The bill - approved 81-16 in the House and 38-4 in the Senate — effectively converts Iowa from a state in which sheriffs "may issue" the permits to a state in which they "shall issue" them. The bill awaits action by Gov. Chet Culver.
Linn County Sheriff Brian Gardner, who has liberalized issuance of the permits since succeeding Don Zeller in the office, said he, too, is concerned that the law takes away much of his discretion.
Based on their experience and contacts, sheriffs sometimes "just know" without written documentation that a person can't be trusted with a carry permit, Gardner said.
Jones County Sheriff Mark Denniston and Cedar County Sheriff Warren Wethington, both supporters of the bill, drove to Des Moines on Monday for the vote in the House.
"It's status quo for us," Denniston said.
"We have been operating under a 'shall issue' premise," he said.
Calling the change long overdue, Wethington said it makes the law uniform across the state and puts Iowa on the same plane as three dozen other states.
Denniston and Wethington said crime typically declines where law-abiding residents are allowed to carry weapons.

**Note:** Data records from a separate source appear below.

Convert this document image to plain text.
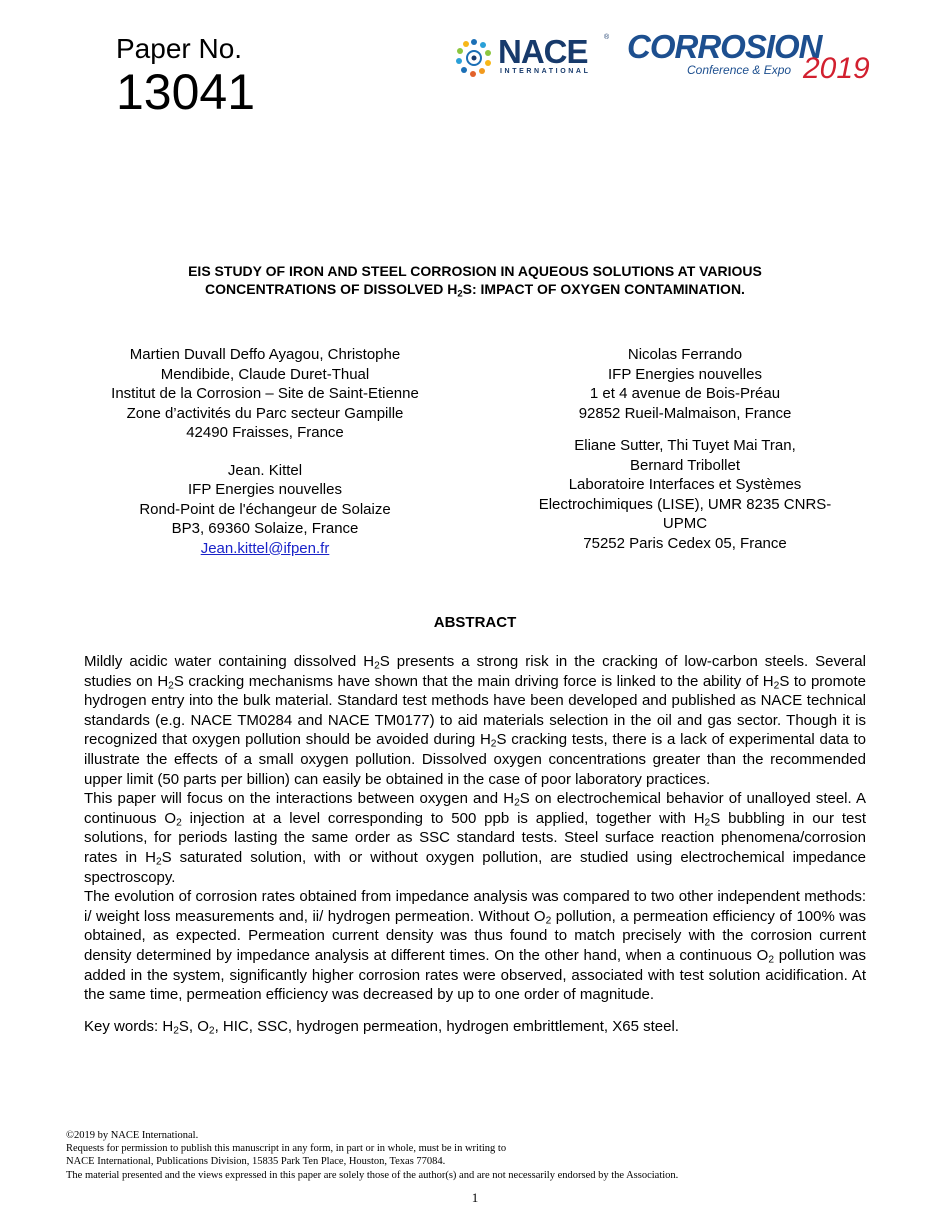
Paper No.
13041
NACE ®
INTERNATIONAL
CORROSION
Conference & Expo 2019
EIS STUDY OF IRON AND STEEL CORROSION IN AQUEOUS SOLUTIONS AT VARIOUS
CONCENTRATIONS OF DISSOLVED $H_2S$: IMPACT OF OXYGEN CONTAMINATION.
Martien Duvall Deffo Ayagou, Christophe
Mendibide, Claude Duret-Thual
Institut de la Corrosion – Site de Saint-Etienne
Zone d’activités du Parc secteur Gampille
42490 Fraisses, France
Jean. Kittel
IFP Energies nouvelles
Rond-Point de l'échangeur de Solaize
BP3, 69360 Solaize, France
Jean.kittel@ifpen.fr
Nicolas Ferrando
IFP Energies nouvelles
1 et 4 avenue de Bois-Préau
92852 Rueil-Malmaison, France
Eliane Sutter, Thi Tuyet Mai Tran,
Bernard Tribollet
Laboratoire Interfaces et Systèmes
Electrochimiques (LISE), UMR 8235 CNRS-
UPMC
75252 Paris Cedex 05, France
ABSTRACT

Mildly acidic water containing dissolved $H_2S$ presents a strong risk in the cracking of low-carbon steels. Several studies on $H_2S$ cracking mechanisms have shown that the main driving force is linked to the ability of $H_2S$ to promote hydrogen entry into the bulk material. Standard test methods have been developed and published as NACE technical standards (e.g. NACE TM0284 and NACE TM0177) to aid materials selection in the oil and gas sector. Though it is recognized that oxygen pollution should be avoided during $H_2S$ cracking tests, there is a lack of experimental data to illustrate the effects of a small oxygen pollution. Dissolved oxygen concentrations greater than the recommended upper limit (50 parts per billion) can easily be obtained in the case of poor laboratory practices.

This paper will focus on the interactions between oxygen and $H_2S$ on electrochemical behavior of unalloyed steel. A continuous $O_2$ injection at a level corresponding to 500 ppb is applied, together with $H_2S$ bubbling in our test solutions, for periods lasting the same order as SSC standard tests. Steel surface reaction phenomena/corrosion rates in $H_2S$ saturated solution, with or without oxygen pollution, are studied using electrochemical impedance spectroscopy.

The evolution of corrosion rates obtained from impedance analysis was compared to two other independent methods: i/ weight loss measurements and, ii/ hydrogen permeation. Without $O_2$ pollution, a permeation efficiency of 100% was obtained, as expected. Permeation current density was thus found to match precisely with the corrosion current density determined by impedance analysis at different times. On the other hand, when a continuous $O_2$ pollution was added in the system, significantly higher corrosion rates were observed, associated with test solution acidification. At the same time, permeation efficiency was decreased by up to one order of magnitude.

Key words: $H_2S$, $O_2$, HIC, SSC, hydrogen permeation, hydrogen embrittlement, X65 steel.

©2019 by NACE International.
Requests for permission to publish this manuscript in any form, in part or in whole, must be in writing to
NACE International, Publications Division, 15835 Park Ten Place, Houston, Texas 77084.
The material presented and the views expressed in this paper are solely those of the author(s) and are not necessarily endorsed by the Association.
1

Rotter and other Iowa sheriffs expressed disappointment that a Democrat-controlled Legislature acquiesced to the National Rifle Association.
"The NRA came in and pushed it through, even though the vast majority of sheriffs and deputies supported the current law and the majority of Iowans want sheriffs to have the discretion to deny permits," Johnson County Sheriff Lonny Pulkrabek said.
At their most recent law enforcement school in December, 35 of 38 sheriffs and 77 of 82 deputies favored keeping the law as is, Bremer County Sheriff Dewey Hildebrandt said.